De Jong alterations assert that for a variety over a field, there exists a proper, surjective, generically finite morphism from a regular variety that is an alteration of the original. The theorem is situated alongside foundational results like the Hironaka resolution of singularities for characteristic zero, the work of Oscar Zariski on birational geometry, and later advances by Temkin, Gabber, and Illusie. Applications span areas treated by scholars at the Max Planck Institute for Mathematics, IHÉS, and Rutgers University and inform results in the study of étale cohomology, l-adic cohomology, and the Langlands program.

Statement and construction

The basic statement: given an integral, separated scheme of finite type X over a field k, there exists a proper, surjective morphism Y → X with Y regular and the morphism generically finite. De Jong's original construction uses successive alterations, resolution-like techniques, and the existence of dominant morphisms to projective space, invoking tools developed by Grothendieck in the Éléments de géométrie algébrique and building on work by Nagata on compactification and Raynaud on flattening.
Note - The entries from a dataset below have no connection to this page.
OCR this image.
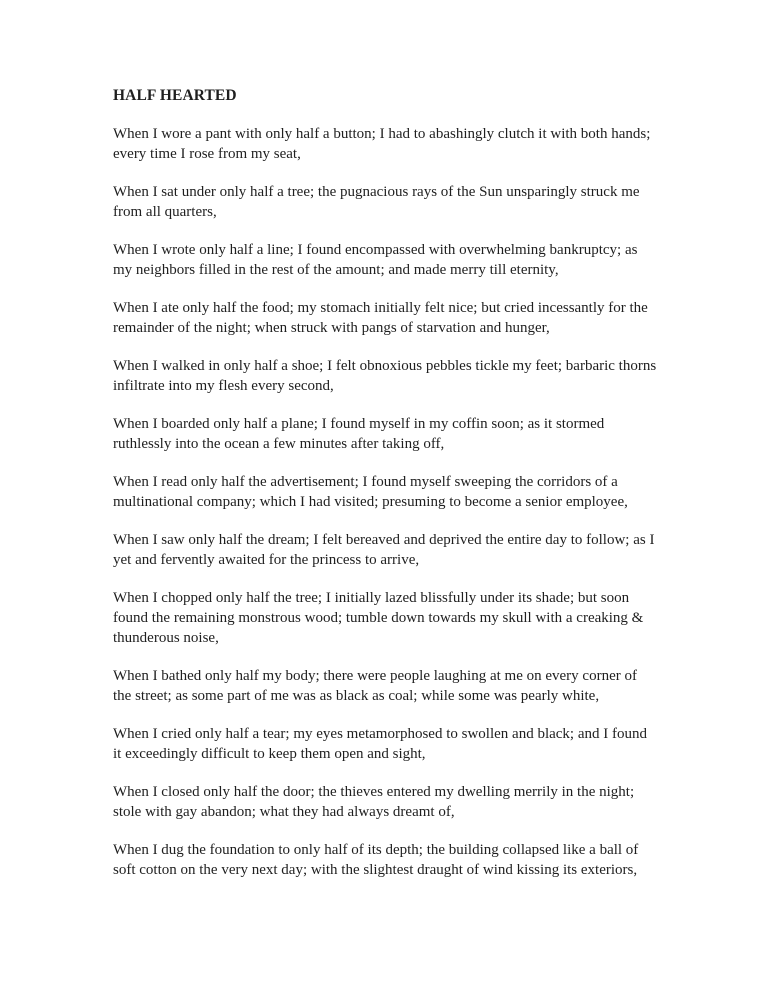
HALF HEARTED

When I wore a pant with only half a button; I had to abashingly clutch it with both hands; every time I rose from my seat,

When I sat under only half a tree; the pugnacious rays of the Sun unsparingly struck me from all quarters,

When I wrote only half a line; I found encompassed with overwhelming bankruptcy; as my neighbors filled in the rest of the amount; and made merry till eternity,

When I ate only half the food; my stomach initially felt nice; but cried incessantly for the remainder of the night; when struck with pangs of starvation and hunger,

When I walked in only half a shoe; I felt obnoxious pebbles tickle my feet; barbaric thorns infiltrate into my flesh every second,

When I boarded only half a plane; I found myself in my coffin soon; as it stormed ruthlessly into the ocean a few minutes after taking off,

When I read only half the advertisement; I found myself sweeping the corridors of a multinational company; which I had visited; presuming to become a senior employee,

When I saw only half the dream; I felt bereaved and deprived the entire day to follow; as I yet and fervently awaited for the princess to arrive,

When I chopped only half the tree; I initially lazed blissfully under its shade; but soon found the remaining monstrous wood; tumble down towards my skull with a creaking & thunderous noise,

When I bathed only half my body; there were people laughing at me on every corner of the street; as some part of me was as black as coal; while some was pearly white,

When I cried only half a tear; my eyes metamorphosed to swollen and black; and I found it exceedingly difficult to keep them open and sight,

When I closed only half the door; the thieves entered my dwelling merrily in the night; stole with gay abandon; what they had always dreamt of,

When I dug the foundation to only half of its depth; the building collapsed like a ball of soft cotton on the very next day; with the slightest draught of wind kissing its exteriors,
The construction makes essential use of finite extensions of function fields studied by Claude Chevalley and uses moduli arguments related to work by Mumford and Deligne–Mumford stacks.

Properties and applications

Alterations guarantee that many cohomological and structural properties of X can be studied after pulling back to Y, linking to comparisons used in proofs by Deligne of the Weil conjectures and in the theory of ℓ-adic sheaves developed by Pierre Deligne and Nicholas Katz. They yield semistable reduction statements akin to results by Grothendieck and Serre and are a cornerstone in approaches to purity theorems used by Faltings and Kisin. Alterations preserve properties under generically finite base change and facilitate the construction of alterations compatible with group actions studied by Serre and Langlands-related work by Bernstein and Jacquet in arithmetic geometry contexts.

Comparisons with other alteration theorems

Compared with Hironaka resolution of singularities (valid in characteristic zero), de Jong alterations work in positive characteristic and avoid producing a birational morphism; instead they yield generically finite covers. The technique complements the improvements by Temkin and refinements by Gabber on alterations with controlled ramification and relates to the semistable reduction theorem of Deligne–Mumford and the desingularization strategies of Villamayor, Bierstone, and Milman. In contrast to the canonical resolution approaches pursued by Wlodarczyk and Kollar, de Jong's method is noncanonical but highly flexible, matching needs in arithmetic applications such as those considered by Fontaine, Faltings, and Scholze.

Examples and key cases

Key examples include alterations of curves leading to classical stable reduction results from Deligne–Mumford; alterations of surfaces where constructions echo work by Zariski and Lipman; and higher-dimensional cases relevant to investigations by Abhyankar on ramification. Explicit constructions appear in papers by de Jong and in subsequent expositions by Raynaud–Gruson flattening techniques and in seminars at IHÉS and MSRI. Important special cases include alterations compatible with group actions studied in contexts involving Galois representations and applications to compactifications related to work by Satake and Baily–Borel.

Technical tools and proofs

The proof uses techniques from Éléments de géométrie algébrique by Grothendieck, compactification results of Nagata, flattening stratifications by Raynaud and Gruson, and étale-local arguments familiar from the work of Artin. It employs constructions of dominant morphisms to projective space, alteration by finite covers studied by Chevalley and Zariski, and moduli-theoretic reductions influenced by Mumford and Deligne–Mumford. Later refinements and alternative proofs draw on rigid-analytic methods used by Bosch–Lütkebohmert–Raynaud and on perfectoid techniques explored by Scholze.